Para Gabriela, quedarse en Colombia significa comidas escasas y una creciente incertidumbre a medida que las medidas de cuarentena obstaculizan la economía y los servicios de persianas como comedores populares.
Sin embargo, regresar a Venezuela significa volver a una pobreza aplastante. Una de las hermanas de Gabriela optó por regresar a Venezuela en abril. Después de que la cuarentena entró en vigencia, la hermana, que pidió no ser identificada, se encontró sin dinero, con un hijo de 11 años, y viviendo en las calles de Pasto, una ciudad a 26 horas al suroeste de Cúcuta por la autopista. Dejó a su hijo en Cali, con otros miembros de la familia, antes de regresar a Venezuela.

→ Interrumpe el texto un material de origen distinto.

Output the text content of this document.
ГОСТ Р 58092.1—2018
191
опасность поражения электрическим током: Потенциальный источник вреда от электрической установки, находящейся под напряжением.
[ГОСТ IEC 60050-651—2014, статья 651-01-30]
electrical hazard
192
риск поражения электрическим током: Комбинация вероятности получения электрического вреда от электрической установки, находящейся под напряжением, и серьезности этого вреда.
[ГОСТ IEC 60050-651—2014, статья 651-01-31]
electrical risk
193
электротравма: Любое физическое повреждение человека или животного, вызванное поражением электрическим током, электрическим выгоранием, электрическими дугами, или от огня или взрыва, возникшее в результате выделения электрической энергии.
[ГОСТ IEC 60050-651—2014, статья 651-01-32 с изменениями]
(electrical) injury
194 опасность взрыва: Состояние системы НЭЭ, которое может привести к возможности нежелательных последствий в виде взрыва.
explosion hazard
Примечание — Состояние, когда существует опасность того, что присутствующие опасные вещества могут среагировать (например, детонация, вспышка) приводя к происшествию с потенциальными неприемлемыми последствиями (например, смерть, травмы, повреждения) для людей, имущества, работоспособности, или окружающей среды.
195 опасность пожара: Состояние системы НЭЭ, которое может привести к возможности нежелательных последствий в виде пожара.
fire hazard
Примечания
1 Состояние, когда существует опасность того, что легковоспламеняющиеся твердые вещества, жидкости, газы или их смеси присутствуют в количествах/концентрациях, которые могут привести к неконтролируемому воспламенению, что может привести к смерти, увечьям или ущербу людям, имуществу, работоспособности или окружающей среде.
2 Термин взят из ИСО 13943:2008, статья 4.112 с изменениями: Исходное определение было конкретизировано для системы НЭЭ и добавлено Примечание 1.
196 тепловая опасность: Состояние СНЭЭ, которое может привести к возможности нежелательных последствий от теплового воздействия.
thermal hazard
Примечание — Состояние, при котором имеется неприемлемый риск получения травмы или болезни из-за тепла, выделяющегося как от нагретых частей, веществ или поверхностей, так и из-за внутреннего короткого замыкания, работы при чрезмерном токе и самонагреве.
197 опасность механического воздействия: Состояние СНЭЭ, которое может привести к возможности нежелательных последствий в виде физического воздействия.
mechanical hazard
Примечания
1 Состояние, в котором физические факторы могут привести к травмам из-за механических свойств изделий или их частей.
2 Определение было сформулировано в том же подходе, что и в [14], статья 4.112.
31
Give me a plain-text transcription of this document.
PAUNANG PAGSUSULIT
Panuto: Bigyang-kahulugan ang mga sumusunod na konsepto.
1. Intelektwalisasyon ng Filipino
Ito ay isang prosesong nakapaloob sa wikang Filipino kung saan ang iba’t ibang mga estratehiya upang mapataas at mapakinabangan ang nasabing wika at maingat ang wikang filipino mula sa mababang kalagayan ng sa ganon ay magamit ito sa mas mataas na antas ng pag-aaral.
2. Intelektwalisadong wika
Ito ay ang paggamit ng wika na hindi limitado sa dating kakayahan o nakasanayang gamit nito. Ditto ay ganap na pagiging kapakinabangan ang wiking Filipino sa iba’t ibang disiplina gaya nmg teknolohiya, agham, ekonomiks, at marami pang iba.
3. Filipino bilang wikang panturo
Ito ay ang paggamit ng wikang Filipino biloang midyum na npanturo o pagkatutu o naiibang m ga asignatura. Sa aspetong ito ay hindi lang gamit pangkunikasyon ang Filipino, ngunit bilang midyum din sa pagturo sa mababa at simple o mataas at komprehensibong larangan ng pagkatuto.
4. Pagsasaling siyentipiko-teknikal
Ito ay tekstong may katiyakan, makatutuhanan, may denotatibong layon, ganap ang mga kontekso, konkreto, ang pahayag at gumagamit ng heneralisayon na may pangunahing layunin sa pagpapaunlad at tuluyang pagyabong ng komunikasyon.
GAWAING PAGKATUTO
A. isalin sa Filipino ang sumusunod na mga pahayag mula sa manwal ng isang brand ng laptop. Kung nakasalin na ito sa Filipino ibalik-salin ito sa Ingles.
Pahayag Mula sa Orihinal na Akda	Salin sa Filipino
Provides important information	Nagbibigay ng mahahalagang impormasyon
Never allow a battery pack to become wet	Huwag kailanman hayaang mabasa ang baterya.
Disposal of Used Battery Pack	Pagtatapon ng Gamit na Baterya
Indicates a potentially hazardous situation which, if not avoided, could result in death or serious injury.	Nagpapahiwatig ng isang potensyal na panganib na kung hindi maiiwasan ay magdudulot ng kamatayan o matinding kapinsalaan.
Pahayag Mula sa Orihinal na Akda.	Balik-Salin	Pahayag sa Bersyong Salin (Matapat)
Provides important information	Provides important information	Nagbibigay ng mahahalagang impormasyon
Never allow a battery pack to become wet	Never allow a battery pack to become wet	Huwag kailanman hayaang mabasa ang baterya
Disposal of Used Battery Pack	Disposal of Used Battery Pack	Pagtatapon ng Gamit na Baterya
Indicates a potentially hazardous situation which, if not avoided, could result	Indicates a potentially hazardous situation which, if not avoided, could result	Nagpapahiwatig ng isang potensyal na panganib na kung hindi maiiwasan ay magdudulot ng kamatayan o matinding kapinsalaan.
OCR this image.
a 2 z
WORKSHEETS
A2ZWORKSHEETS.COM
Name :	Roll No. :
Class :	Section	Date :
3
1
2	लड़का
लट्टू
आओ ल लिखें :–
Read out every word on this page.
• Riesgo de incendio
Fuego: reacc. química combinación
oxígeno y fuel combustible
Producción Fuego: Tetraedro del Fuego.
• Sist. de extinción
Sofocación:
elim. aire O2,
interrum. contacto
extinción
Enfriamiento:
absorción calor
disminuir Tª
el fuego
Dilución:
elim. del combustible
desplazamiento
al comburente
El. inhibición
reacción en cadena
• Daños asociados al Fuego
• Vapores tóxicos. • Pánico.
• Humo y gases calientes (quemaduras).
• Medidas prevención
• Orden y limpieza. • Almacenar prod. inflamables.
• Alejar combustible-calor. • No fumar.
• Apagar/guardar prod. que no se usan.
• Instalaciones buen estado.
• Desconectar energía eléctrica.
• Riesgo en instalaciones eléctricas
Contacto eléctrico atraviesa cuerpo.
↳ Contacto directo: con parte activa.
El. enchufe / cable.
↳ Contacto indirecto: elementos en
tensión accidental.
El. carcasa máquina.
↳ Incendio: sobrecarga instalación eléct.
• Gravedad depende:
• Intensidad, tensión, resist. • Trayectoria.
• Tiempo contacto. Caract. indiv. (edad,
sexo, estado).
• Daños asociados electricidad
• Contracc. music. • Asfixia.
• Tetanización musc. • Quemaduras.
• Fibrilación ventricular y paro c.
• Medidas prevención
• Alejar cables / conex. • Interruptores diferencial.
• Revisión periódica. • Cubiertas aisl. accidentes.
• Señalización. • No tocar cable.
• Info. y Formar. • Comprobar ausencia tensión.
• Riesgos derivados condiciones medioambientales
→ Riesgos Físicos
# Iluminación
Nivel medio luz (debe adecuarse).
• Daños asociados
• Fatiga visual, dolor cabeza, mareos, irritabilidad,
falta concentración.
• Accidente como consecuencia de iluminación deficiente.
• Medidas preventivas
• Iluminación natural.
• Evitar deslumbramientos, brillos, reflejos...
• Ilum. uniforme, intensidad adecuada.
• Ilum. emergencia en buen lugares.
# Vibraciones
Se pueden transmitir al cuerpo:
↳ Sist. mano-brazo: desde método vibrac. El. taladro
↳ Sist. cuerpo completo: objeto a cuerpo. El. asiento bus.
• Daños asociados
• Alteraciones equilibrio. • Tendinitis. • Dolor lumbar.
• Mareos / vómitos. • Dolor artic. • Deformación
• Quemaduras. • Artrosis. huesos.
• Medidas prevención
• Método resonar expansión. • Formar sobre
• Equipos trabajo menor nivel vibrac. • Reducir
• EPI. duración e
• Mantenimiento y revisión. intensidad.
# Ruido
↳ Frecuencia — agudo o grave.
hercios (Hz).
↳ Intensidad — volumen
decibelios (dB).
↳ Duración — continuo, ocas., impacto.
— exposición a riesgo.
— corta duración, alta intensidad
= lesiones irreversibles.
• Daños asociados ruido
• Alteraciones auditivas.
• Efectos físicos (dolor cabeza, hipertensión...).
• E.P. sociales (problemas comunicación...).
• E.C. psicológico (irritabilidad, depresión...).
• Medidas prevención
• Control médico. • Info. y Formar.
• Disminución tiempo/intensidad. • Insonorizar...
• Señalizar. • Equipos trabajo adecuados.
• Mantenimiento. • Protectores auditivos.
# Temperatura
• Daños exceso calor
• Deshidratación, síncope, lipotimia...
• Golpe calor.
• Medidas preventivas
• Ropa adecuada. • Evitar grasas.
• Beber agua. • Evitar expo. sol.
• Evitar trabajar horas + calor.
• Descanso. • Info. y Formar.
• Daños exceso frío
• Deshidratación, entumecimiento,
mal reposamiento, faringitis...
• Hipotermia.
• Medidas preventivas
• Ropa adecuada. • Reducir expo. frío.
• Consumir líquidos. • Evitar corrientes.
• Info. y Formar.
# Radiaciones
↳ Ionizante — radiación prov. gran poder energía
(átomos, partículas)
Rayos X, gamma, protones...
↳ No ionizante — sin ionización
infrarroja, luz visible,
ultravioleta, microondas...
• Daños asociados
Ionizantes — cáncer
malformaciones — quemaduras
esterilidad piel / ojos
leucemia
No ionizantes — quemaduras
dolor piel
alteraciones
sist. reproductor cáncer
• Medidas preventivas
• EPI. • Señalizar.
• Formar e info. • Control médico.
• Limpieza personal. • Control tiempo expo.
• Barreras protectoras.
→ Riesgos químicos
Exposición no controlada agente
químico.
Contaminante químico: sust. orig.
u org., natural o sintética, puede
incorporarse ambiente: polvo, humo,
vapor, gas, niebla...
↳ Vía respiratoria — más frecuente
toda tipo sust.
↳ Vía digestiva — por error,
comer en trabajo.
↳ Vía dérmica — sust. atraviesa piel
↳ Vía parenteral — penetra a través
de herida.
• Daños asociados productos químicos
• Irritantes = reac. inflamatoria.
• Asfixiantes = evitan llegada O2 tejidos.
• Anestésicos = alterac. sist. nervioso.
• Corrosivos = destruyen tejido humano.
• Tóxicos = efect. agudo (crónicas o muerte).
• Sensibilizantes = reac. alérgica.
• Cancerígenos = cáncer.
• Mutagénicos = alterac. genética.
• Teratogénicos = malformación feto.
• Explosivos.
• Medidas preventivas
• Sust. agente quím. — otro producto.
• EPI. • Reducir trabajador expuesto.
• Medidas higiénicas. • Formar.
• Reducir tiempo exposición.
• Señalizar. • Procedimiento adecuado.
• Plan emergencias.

Dentro de Venezuela, la hermana estuvo en dos instalaciones separadas de cuarentena del gobierno durante un total de cuatro semanas, dice Gabriela. Los familiares pudieron darle ropa y comida en la segunda instalación, en su estado natal de Aragua, en el norte de Venezuela, antes de que fuera liberada.
Cuando Gabriela habló por última vez con su familia, que usaba el teléfono de un vecino, le dijeron que estaban bien. Pero su hermana ya estaba hablando de un regreso a Colombia, diciendo que la comida era escasa en Venezuela. «Ella tiene que regresar por su hijo», dice Gabriela. «Pero en este momento es muy difícil, porque todo está cerrado».